The shutdown of the Colonial Pipeline has pushed gasoline prices to $2.99 per gallon and could breach $3 for the first time since late 2014, according to AAA.
Before the cyberattack on the pipeline, the average national gas price had already jumped in recent weeks, as some level of increase is normal this time of year ahead of Memorial Day, the unofficial start of the summer driving season.
But gasoline demand is rising along the East Coast as drivers fill up their tanks in anticipation of a supply shortage due to the closure of the Colonial Pipeline, a 5,500-mile artery from Houston to the doorstep of New York City that is responsible for nearly half of the East Coast’s fuel supply, including gasoline, jet fuel, and diesel.

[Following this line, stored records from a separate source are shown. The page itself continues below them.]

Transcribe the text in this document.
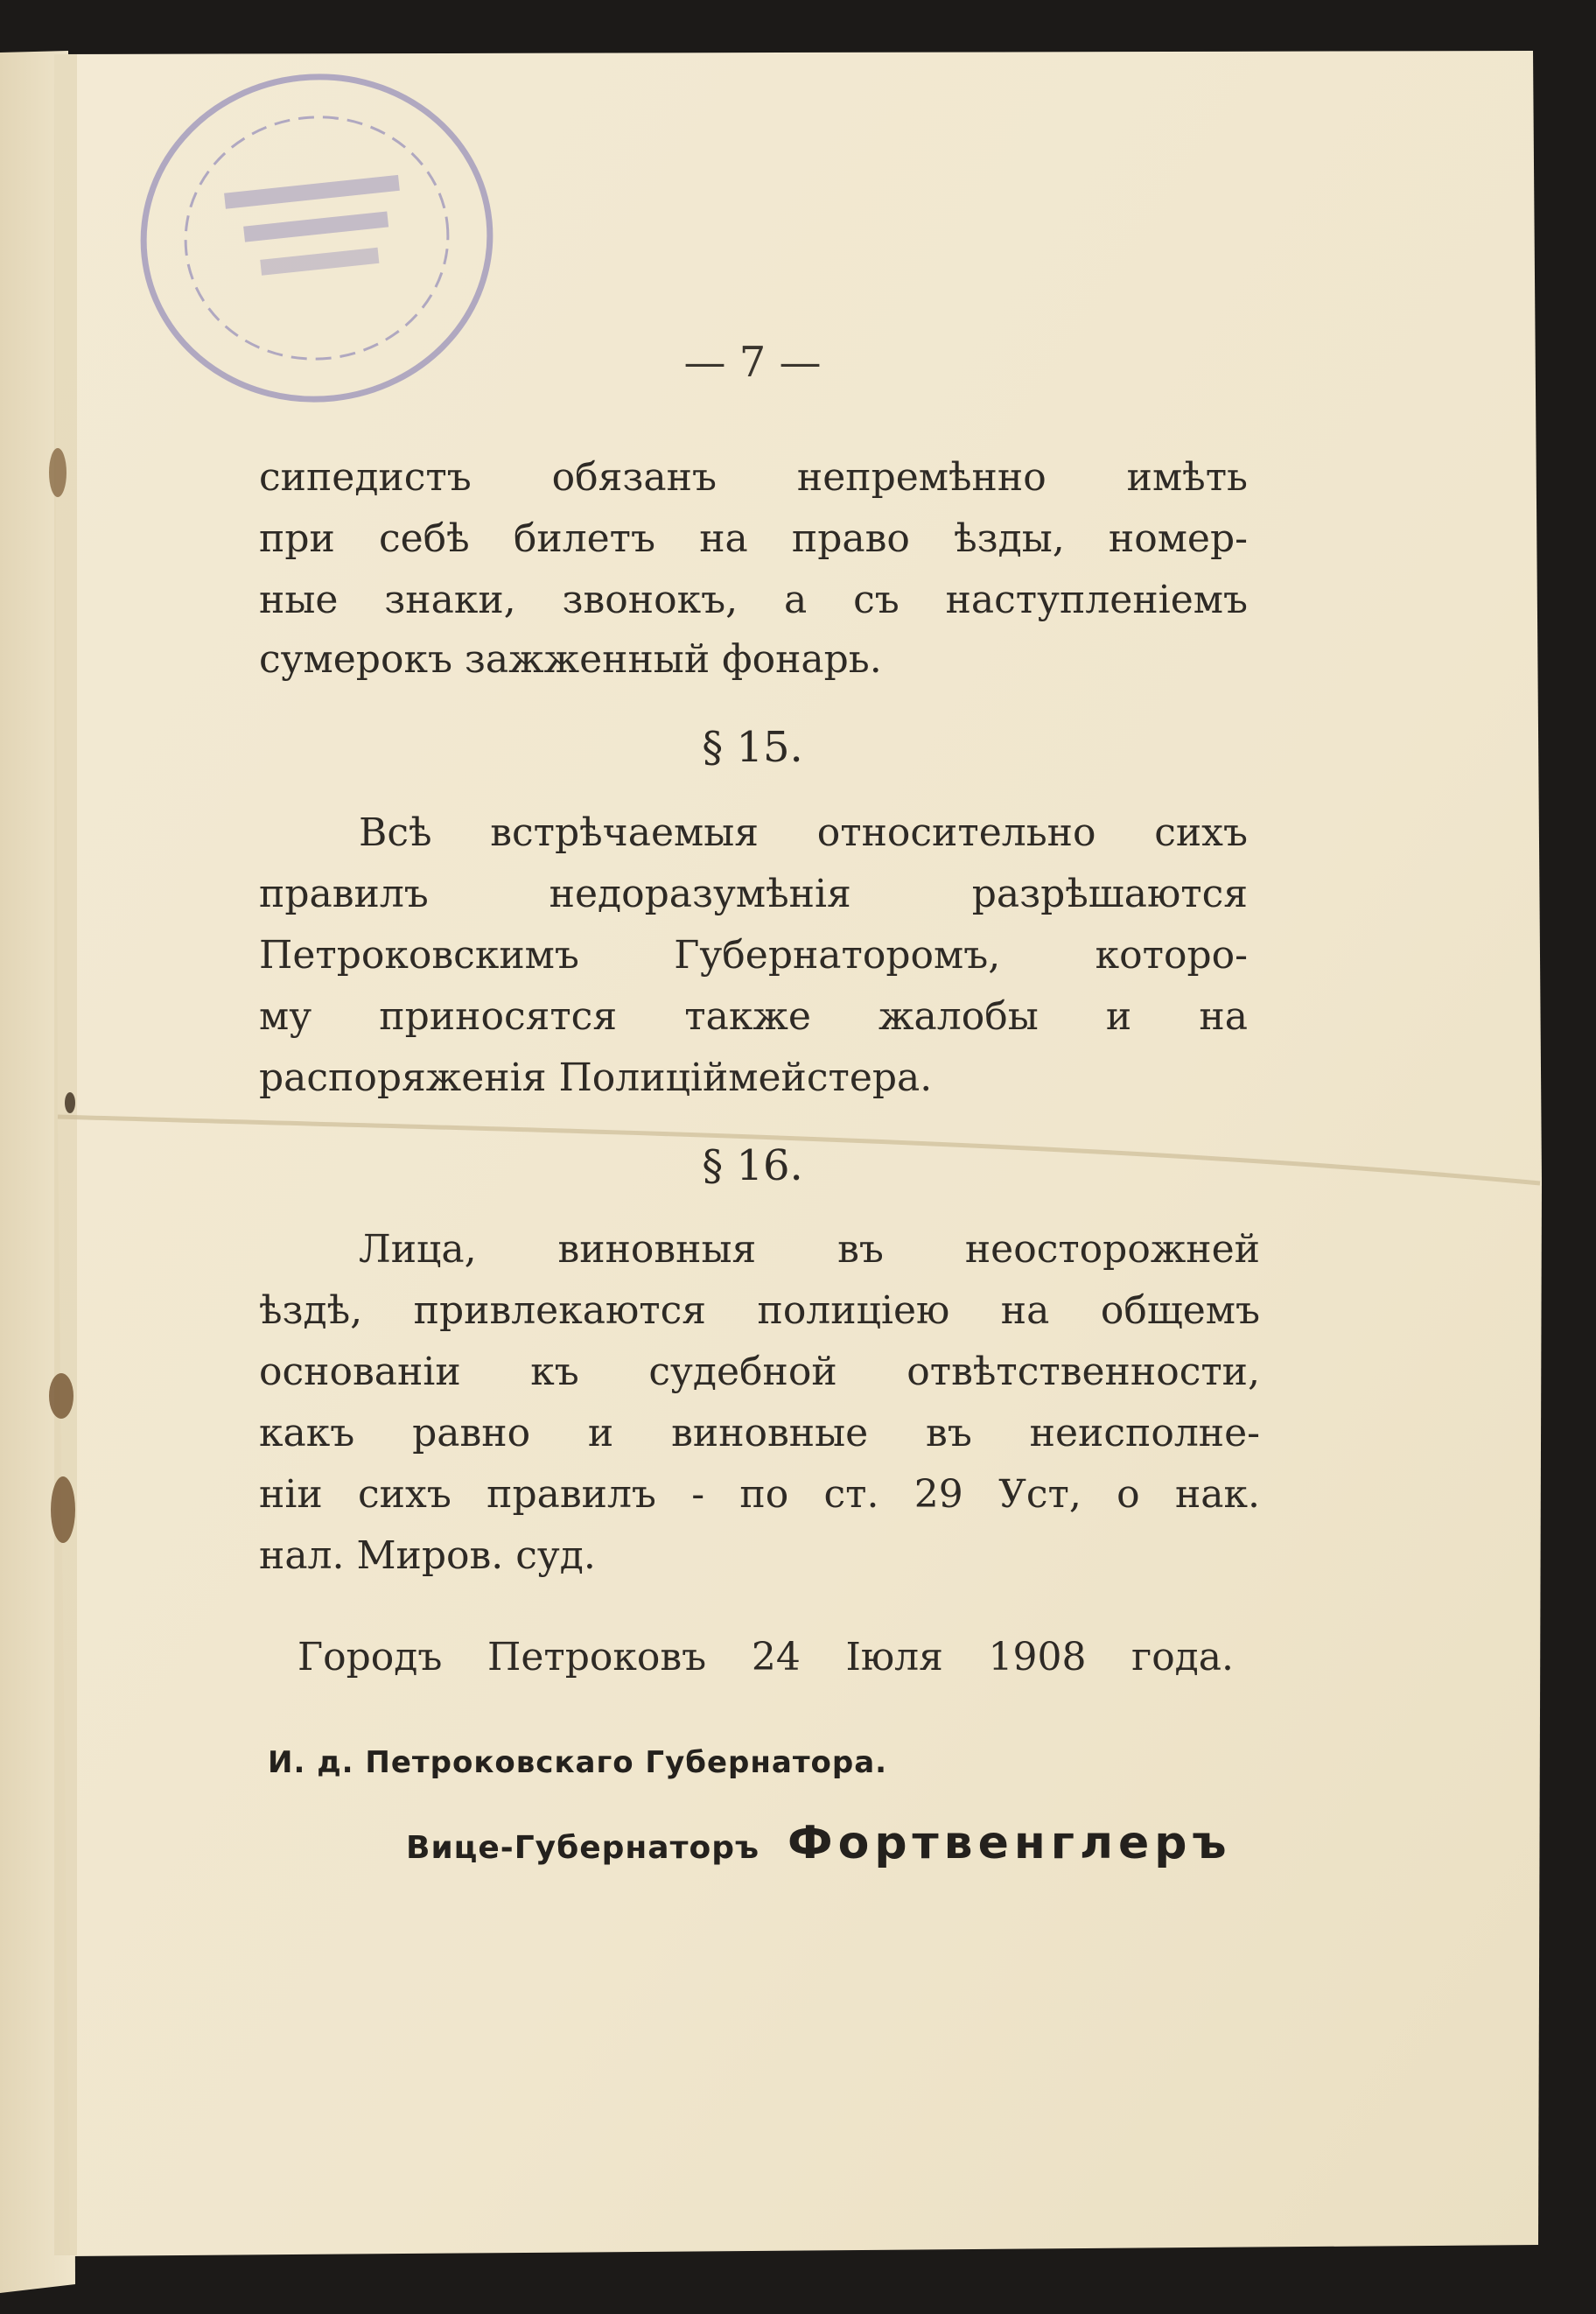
— 7 —

сипедистъ обязанъ непремѣнно имѣть

при себѣ билетъ на право ѣзды, номер-

ные знаки, звонокъ, а съ наступленіемъ

сумерокъ зажженный фонарь.

§ 15.

Всѣ встрѣчаемыя относительно сихъ

правилъ недоразумѣнія разрѣшаются

Петроковскимъ Губернаторомъ, которо-

му приносятся также жалобы и на

распоряженія Полицiймейстера.

§ 16.

Лица, виновныя въ неосторожней

ѣздѣ, привлекаются полиціею на общемъ

основаніи къ судебной отвѣтственности,

какъ равно и виновные въ неисполне-

ніи сихъ правилъ - по ст. 29 Уст, о нак.

нал. Миров. суд.

Городъ Петроковъ 24 Іюля 1908 года.

И. д. Петроковскаго Губернатора.

Вице-Губернаторъ Фортвенглеръ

Patrick De Haan, an analyst with GasBuddy, said gasoline demand yesterday rose 40.1% between just five states, all of which are served by the Colonial Pipeline: Georgia, Florida, South Carolina, North Carolina, and Virginia.
Tom Kloza, the global head of energy analysis at Oil Price Information Service, attributed the price increase to panic among drivers.
Specific gas stations ranging from Virginia to Florida to Alabama have run out of gas.
"Markets are calming down; consumers need to do likewise," Kloza said in a Twitterpost.
The Colonial Pipeline hopes to be able to restore service before the weekend after the most significant, successful cyberattack ever on energy infrastructure in the United States.